Editor’s note: This column is published here with the permission of the author, Leah Garcés

Over the past few months, news reports of China’s African swine fever problem, which is decimating the country’s pig population, has dominated agriculture and trade headlines. The disease outbreak has affected markets across the globe, from Brazil to the United States to Europe, as China is a pork powerhouse. At any one moment, China houses half of all pigs in the world — up to 700 million animals — and scientists estimate that as many as half could be infected and killed once the epidemic has taken its full toll. As the world grapples with a shortage of Chinese pork and crashing demand for the soy fed to these pigs, the question is this: How can we avoid these catastrophes in the future?

Some U.S. farmers are looking to cash in on the Chinese hog crisis, but that’s like throwing stones when you live in a glass house. While African swine fever hasn’t made it to the United States yet, we’ve had our share of disease outbreaks that have roiled rural America, resulting in severe economic loss and market disruptions. 

No industry better illustrates the precarious nature of our food system than the chicken meat industry, which essentially is the meat industry, considering 90 percent of all farmed land animals are chickens. Chicken is America’s favorite protein, and our consumption and production are higher today than they’ve ever been. These animals are packed wall to wall in dark warehouses across the country, living on their own feces, until they are transported to slaughter and eventually end up on our dinner plates. 

The warehouses are breeding grounds for many diseases, from headliners like campylobacter and salmonella to lesser-known but equally menacing ones. One such bacterial disease, “gangrenous dermatitis,” infects soft tissue and causes feather loss, dark red or blue-green lesions, and areas of macerated skin. Once infected, birds can die within 24 hours. Gangrenous dermatitis has been described as the “number one health problem” facing U.S. chicken companies. 

Other causes for concern are diseases stemming from the birds’ unnaturally fast growth rate. Chickens have been selectively bred to grow very large very fast to satisfy our desire for cheap breast meat. The result is muscle disorders such as “woody breast,” “white striping,” and an even stranger one called “spaghetti meat.” The names say it all. And while there is no threat to humans here, the texture and appearance make the meat inedible. Conservatively, these conditions have cost the industry more than $200 million per year.

Chicken warehouses supply most of America’s protein, but they are treated more like biohazard waste sites than the origins of our food.
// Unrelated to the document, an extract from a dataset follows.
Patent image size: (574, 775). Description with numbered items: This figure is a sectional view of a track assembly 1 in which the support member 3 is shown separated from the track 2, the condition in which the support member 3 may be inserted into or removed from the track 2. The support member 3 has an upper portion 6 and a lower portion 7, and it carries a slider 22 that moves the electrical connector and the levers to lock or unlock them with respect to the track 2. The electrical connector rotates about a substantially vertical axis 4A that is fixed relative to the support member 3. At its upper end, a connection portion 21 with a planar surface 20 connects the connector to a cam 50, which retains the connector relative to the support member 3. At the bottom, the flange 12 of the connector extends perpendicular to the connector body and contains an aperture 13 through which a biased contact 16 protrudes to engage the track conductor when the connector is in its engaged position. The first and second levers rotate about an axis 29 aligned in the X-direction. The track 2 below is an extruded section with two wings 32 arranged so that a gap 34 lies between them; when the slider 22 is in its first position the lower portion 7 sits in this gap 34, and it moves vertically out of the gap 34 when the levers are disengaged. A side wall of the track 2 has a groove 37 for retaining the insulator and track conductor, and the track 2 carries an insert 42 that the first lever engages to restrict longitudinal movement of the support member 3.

Our chicken production system is so fragile and the birds so immunologically incompetent — due to overcrowding and stress — that to simply tour one of these facilities, one must wear the equivalent of a hazmat suit to prevent disease entry from the outside. 

Given how common animal disease outbreaks are and how disruptive they can be for consumers, companies, and animals, it’s disappointing to hear that in the wake of yet another epidemic, this time in China’s hog farms, meat industry executives are preparing to do more of the same: make industrialized animal farms “even more” biosecure. But disease always finds a way. All it takes is one bacterium or virus on the edge of an article of clothing or the tip of an exposed boot for disease to explode in these settings and spread like wildfire to neighboring countries. For example, this recent outbreak of African swine fever in China has spread to Vietnam, Mongolia, Korea, Cambodia, and Laos.
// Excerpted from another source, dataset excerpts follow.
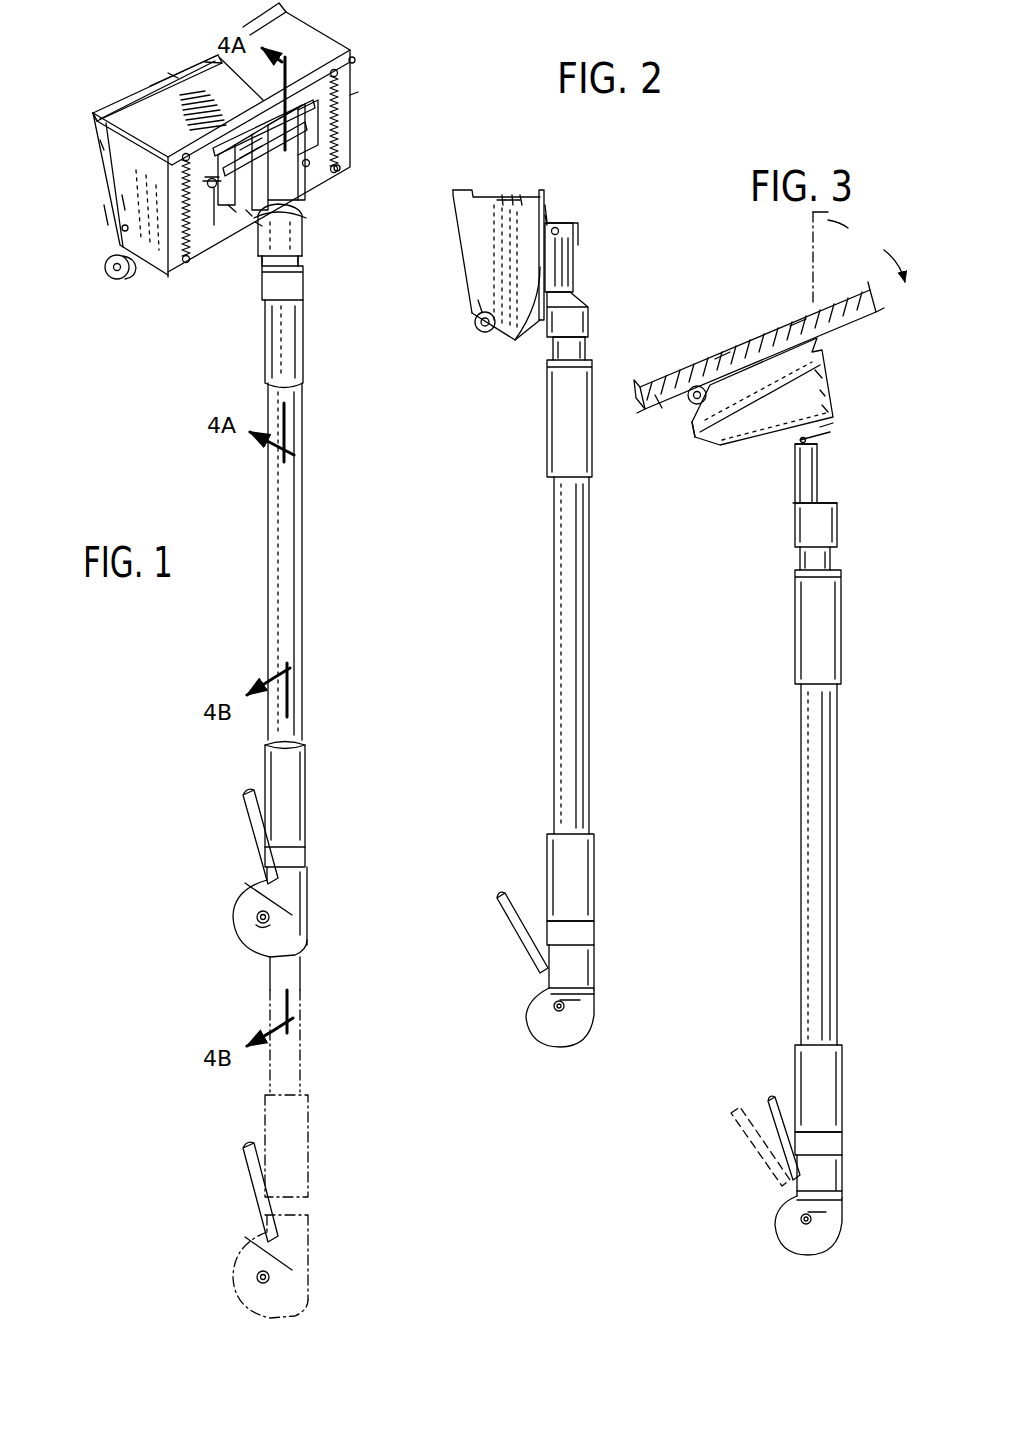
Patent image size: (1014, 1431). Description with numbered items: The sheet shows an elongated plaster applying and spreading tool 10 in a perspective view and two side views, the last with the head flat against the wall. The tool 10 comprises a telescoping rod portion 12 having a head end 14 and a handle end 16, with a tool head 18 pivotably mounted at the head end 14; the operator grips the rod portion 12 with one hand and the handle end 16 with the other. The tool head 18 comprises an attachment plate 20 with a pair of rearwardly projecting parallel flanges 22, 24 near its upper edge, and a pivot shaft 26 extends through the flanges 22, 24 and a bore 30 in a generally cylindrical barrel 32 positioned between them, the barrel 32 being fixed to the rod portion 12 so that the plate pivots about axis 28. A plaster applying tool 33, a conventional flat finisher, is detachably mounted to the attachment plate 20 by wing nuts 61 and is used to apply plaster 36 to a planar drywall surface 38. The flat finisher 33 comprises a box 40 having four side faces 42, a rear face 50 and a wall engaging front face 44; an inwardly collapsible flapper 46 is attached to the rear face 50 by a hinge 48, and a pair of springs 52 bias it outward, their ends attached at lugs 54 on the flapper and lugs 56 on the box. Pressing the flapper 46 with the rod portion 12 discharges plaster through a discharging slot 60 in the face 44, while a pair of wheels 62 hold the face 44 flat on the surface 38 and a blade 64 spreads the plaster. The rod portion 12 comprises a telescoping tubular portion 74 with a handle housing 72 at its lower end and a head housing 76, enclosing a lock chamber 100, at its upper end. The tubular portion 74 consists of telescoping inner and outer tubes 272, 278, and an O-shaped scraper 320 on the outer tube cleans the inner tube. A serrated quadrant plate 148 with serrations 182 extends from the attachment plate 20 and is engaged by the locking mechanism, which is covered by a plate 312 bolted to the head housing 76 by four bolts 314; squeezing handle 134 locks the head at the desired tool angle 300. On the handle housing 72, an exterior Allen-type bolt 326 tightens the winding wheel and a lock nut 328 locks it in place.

In FIG. 1, the plaster applying and spreading tool 10 is at (163, 453).
In FIG. 2, the plaster applying and spreading tool 10 is at (545, 170).
In FIG. 3, the plaster applying and spreading tool 10 is at (838, 352).
In FIG. 1, the telescoping rod portion 12 is at (266, 488).
In FIG. 2, the telescoping rod portion 12 is at (552, 582).
In FIG. 3, the telescoping rod portion 12 is at (798, 726).
In FIG. 1, the head end 14 is at (199, 45).
In FIG. 2, the head end 14 is at (548, 190).
In FIG. 3, the head end 14 is at (830, 438).
In FIG. 1, the handle end 16 is at (312, 890).
In FIG. 2, the handle end 16 is at (537, 1040).
In FIG. 3, the handle end 16 is at (784, 1250).
In FIG. 1, the tool head 18 is at (140, 283).
In FIG. 2, the tool head 18 is at (522, 197).
In FIG. 3, the tool head 18 is at (818, 368).
In FIG. 1, the attachment plate 20 is at (264, 240).
In FIG. 2, the attachment plate 20 is at (550, 350).
In FIG. 3, the attachment plate 20 is at (755, 440).
In FIG. 1, the flange 22 is at (150, 86).
In FIG. 2, the flange 22 is at (553, 223).
In FIG. 3, the flange 22 is at (775, 445).
In FIG. 1, the flange 24 is at (298, 35).
In FIG. 1, the pivot shaft 26 is at (125, 98).
In FIG. 2, the pivot shaft 26 is at (548, 215).
In FIG. 3, the pivot shaft 26 is at (793, 443).
In FIG. 1, the axis 28 is at (355, 96).
In FIG. 1, the bore 30 is at (170, 73).
In FIG. 1, the barrel 32 is at (212, 60).
In FIG. 1, the plaster applying tool 33 is at (100, 217).
In FIG. 2, the plaster applying tool 33 is at (470, 307).
In FIG. 3, the plaster applying tool 33 is at (690, 440).
In FIG. 3, the plaster 36 is at (757, 338).
In FIG. 3, the drywall surface 38 is at (660, 405).
In FIG. 1, the box 40 is at (123, 202).
In FIG. 2, the box 40 is at (512, 197).
In FIG. 3, the box 40 is at (820, 380).
In FIG. 1, the side face 42 is at (122, 172).
In FIG. 2, the side face 42 is at (503, 197).
In FIG. 3, the side face 42 is at (823, 395).
In FIG. 1, the wall engaging front face 44 is at (101, 150).
In FIG. 2, the wall engaging front face 44 is at (461, 262).
In FIG. 3, the wall engaging front face 44 is at (798, 316).
In FIG. 1, the flapper 46 is at (270, 250).
In FIG. 2, the flapper 46 is at (548, 205).
In FIG. 3, the flapper 46 is at (826, 412).
In FIG. 1, the hinge 48 is at (258, 228).
In FIG. 1, the rear face 50 is at (250, 222).
In FIG. 1, the spring 52 is at (120, 248).
In FIG. 1, the lug 54 is at (125, 228).
In FIG. 1, the lug 56 is at (340, 168).
In FIG. 2, the discharging slot 60 is at (465, 285).
In FIG. 3, the discharging slot 60 is at (722, 353).
In FIG. 1, the wing nut 61 is at (236, 218).
In FIG. 1, the wheel 62 is at (108, 272).
In FIG. 2, the wheel 62 is at (475, 323).
In FIG. 3, the wheel 62 is at (690, 403).
In FIG. 1, the blade 64 is at (95, 125).
In FIG. 2, the blade 64 is at (456, 205).
In FIG. 1, the handle housing 72 is at (315, 920).
In FIG. 2, the handle housing 72 is at (599, 990).
In FIG. 3, the handle housing 72 is at (846, 1160).
In FIG. 1, the telescoping tubular portion 74 is at (303, 500).
In FIG. 2, the telescoping tubular portion 74 is at (590, 582).
In FIG. 3, the telescoping tubular portion 74 is at (800, 770).
In FIG. 1, the head housing 76 is at (302, 225).
In FIG. 2, the head housing 76 is at (589, 299).
In FIG. 3, the head housing 76 is at (836, 520).
In FIG. 1, the lock chamber 100 is at (295, 186).
In FIG. 1, the handle 134 is at (240, 803).
In FIG. 2, the handle 134 is at (508, 935).
In FIG. 3, the handle 134 is at (756, 1115).
In FIG. 1, the quadrant plate 148 is at (322, 150).
In FIG. 2, the quadrant plate 148 is at (573, 234).
In FIG. 2, the serrations 182 is at (574, 260).
In FIG. 1, the inner tube 272 is at (300, 260).
In FIG. 2, the inner tube 272 is at (557, 350).
In FIG. 3, the inner tube 272 is at (832, 560).
In FIG. 1, the outer tube 278 is at (303, 420).
In FIG. 3, the tool angle 300 is at (866, 251).
In FIG. 1, the plate 312 is at (300, 176).
In FIG. 1, the bolt 314 is at (286, 200).
In FIG. 1, the O-shaped scraper 320 is at (303, 280).
In FIG. 2, the O-shaped scraper 320 is at (549, 372).
In FIG. 3, the O-shaped scraper 320 is at (841, 590).
In FIG. 1, the Allen-type bolt 326 is at (257, 917).
In FIG. 2, the Allen-type bolt 326 is at (553, 1008).
In FIG. 3, the Allen-type bolt 326 is at (800, 1218).
In FIG. 1, the lock nut 328 is at (262, 925).
In FIG. 2, the lock nut 328 is at (570, 1014).
In FIG. 3, the lock nut 328 is at (800, 1226).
Despite industry’s best efforts, animal disease pandemics continue to plague our food system, destabilizing trade and markets and causing product shortages and even more animal suffering. We now face two choices. The first is the status quo: keep packing more and more animals into closer and closer quarters, throwing artilleries of protective measures at them — from visitors wearing biohazard suits to routine dosing with antibiotics and extra biosecurity regimes—all to meet the protein demands of a population set to reach nearly 10 billion by 2050. We can hope for the best and prepare for the worst, including the real possibility that diseases will jump the species barrier and cause a human pandemic. 

Or we could take a cold, hard look at our protein production systems and think critically about what they give us in exchange for what they take from us. We could reinvent protein production altogether. 

This second choice is the smarter and more profitable one. With products like the Impossible Burger now in Burger Kings nationwide, the Just Egg only a click away on Amazon Now, and Beyond Meat’s 20-year record IPO, the question becomes this: Why risk it? 

In 2015, 87 percent of birds infected with avian flu were egg-laying hens. This caused a major egg shortage and a movement among companies to eliminate eggs from their offerings or explore plant-based products like Just Egg. But still, each year as fall approaches, egg farmers across the country go on lockdown, doing everything in their power to ward off another avian flu outbreak. 

Instead of waiting for calamity to strike, why not make a proactive shift away from this fragile, disease-laden protein production model? 

After all, major meat producers from Smithfield to Tyson to Perdue are now incorporating plant-based meat into their product lines. This is the ultimate win-win. The time is ripe to reboot our protein supply and create one that doesn’t require us to wear a biohazard suit.